Kulüp yöneticileri, sporcular ve taraftarlarla karşılaşma öncesinde, esnasında ve sonrasında yapılan röportajlarda tahrik edici beyanlara yer verilmemesi ve bu tür beyanların kamuoyuna yansıtılmamasına dikkat çeken yetkililer, gerginliğe neden olabilecek her türlü söz ve eylemlerin de yayınlanmamasına özen gösterilmesi gerektiğini vurguladılar.

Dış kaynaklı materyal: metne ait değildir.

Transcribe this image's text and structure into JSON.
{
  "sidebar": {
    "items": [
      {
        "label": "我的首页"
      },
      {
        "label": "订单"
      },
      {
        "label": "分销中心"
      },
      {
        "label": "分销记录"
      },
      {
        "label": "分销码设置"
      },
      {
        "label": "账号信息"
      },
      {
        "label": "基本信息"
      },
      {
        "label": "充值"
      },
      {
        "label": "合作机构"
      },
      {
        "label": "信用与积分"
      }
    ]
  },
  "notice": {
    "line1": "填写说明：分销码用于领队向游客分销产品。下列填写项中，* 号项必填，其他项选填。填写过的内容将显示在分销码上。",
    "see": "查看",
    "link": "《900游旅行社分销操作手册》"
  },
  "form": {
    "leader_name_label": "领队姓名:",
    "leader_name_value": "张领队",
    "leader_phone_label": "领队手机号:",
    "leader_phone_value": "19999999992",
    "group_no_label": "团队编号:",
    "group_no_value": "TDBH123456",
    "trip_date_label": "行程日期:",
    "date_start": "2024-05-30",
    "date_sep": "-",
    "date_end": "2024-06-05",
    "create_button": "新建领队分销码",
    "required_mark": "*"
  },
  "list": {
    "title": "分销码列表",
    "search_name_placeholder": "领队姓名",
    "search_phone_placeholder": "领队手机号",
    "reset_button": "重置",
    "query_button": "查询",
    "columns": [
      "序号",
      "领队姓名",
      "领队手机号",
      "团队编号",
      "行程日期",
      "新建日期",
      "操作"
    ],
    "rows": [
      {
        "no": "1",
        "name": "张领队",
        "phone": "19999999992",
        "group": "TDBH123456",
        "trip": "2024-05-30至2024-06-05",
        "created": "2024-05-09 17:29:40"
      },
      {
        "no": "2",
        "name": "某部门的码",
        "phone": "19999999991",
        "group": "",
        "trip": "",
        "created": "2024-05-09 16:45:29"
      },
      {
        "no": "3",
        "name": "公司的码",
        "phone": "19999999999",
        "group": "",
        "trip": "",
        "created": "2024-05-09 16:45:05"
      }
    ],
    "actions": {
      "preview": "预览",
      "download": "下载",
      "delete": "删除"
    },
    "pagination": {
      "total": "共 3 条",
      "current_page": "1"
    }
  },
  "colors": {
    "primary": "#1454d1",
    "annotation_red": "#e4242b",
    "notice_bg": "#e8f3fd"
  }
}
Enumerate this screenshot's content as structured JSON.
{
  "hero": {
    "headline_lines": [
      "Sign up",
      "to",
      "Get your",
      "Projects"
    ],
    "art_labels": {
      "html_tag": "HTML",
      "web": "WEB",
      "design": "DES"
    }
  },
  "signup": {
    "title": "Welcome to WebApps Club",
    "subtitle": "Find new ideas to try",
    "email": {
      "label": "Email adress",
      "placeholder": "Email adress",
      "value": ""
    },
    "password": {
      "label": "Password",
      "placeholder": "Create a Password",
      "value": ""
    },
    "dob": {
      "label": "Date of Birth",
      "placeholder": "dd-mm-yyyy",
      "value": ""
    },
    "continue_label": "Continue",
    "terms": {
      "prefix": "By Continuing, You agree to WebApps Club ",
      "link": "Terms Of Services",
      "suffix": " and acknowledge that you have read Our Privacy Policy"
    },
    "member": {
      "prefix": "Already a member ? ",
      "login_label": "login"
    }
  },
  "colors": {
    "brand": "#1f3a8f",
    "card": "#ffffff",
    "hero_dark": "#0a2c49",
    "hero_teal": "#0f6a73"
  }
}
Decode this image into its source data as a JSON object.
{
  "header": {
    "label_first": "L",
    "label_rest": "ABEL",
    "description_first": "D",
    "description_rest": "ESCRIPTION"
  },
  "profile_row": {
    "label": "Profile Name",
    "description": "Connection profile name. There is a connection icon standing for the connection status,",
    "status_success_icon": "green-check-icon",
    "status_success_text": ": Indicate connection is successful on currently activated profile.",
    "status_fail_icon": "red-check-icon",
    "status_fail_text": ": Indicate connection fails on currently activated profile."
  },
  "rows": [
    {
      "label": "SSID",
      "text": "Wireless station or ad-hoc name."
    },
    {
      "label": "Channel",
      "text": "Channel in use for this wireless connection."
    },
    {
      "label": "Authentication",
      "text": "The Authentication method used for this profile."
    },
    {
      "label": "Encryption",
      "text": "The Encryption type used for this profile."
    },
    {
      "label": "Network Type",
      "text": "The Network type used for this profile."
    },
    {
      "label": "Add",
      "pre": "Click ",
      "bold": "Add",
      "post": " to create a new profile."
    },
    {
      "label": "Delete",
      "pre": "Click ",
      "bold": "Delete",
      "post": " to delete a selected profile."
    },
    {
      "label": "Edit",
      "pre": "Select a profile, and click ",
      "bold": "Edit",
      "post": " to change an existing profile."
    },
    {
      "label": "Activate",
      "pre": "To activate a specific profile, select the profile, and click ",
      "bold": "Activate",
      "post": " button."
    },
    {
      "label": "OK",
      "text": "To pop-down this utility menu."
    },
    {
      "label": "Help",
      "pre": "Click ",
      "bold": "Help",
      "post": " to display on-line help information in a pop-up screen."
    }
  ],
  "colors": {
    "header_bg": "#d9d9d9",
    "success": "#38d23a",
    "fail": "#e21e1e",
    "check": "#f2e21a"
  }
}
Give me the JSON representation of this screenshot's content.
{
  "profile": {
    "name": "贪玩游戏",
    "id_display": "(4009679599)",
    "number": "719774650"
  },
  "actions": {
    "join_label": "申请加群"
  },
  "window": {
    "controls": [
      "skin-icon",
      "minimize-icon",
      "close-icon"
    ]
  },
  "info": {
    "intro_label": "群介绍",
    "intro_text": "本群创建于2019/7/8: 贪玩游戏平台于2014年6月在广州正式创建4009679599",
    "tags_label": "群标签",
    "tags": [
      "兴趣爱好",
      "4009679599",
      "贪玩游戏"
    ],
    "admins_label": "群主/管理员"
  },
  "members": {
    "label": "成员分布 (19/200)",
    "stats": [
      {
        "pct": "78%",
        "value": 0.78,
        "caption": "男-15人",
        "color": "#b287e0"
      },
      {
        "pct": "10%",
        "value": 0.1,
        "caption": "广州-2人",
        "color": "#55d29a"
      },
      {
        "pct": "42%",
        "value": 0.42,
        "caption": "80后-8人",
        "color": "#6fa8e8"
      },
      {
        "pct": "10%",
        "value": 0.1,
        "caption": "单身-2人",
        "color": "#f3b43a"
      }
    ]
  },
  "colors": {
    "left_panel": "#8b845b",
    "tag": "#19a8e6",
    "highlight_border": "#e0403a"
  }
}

TARAFTAR DERNEKLERİ VE TEMSİLCİLER
Taraftar üzerinde etkili olan dernekler, dernek yöneticileri ile amigolara önemli görevler düştüğünü hatırlatan yetkililer, şunları kaydettiler:
“Seyirciye sakin bir şekilde maç izleme konusunda yapılan uyarı ve yönlendirmelerin, tansiyonu çok yüksek maçlarda dahi olumlu neticeler verdiği görülmüştür. Özellikle spor yöneticilerinin medyadan yararlanma gibi önemli bir imkanları da vardır. Karşılaşmalar öncesinde taraftarlara centilmence davranmaları yönünde telkinde bulunulması ve taraftar hareketlerini yönlendiren taraftar dernekleri yöneticileri ve amigoların centilmenlik dışı davranışlar sergilememeleri yönünde uyarılar karşılaşma esnasında gergin bir atmosfer oluşmasını engelleyecektir. Bu tutumun sadece karşılaşmalarla sınırlı kalmayıp genel bir politika haline getirilmesinde spor güvenliği açısından büyük yarar görülmektedir. Basın ve yayın kuruluşlarının da bu tutumun toplumun tamamına yayılması için çaba sarf etmesi gerekmektedir.”
Seyircilerin müsabakalarda çirkin tezahüratta bulunmamalarını isteyen yetkililer, patlayıcı, kesici aletlerin stadyumlara sokulmaması için güvenlik görevlilerinin yanı sıra kulüp ve taraftar derneklerine de büyük görev düştüğünü kaydettiler.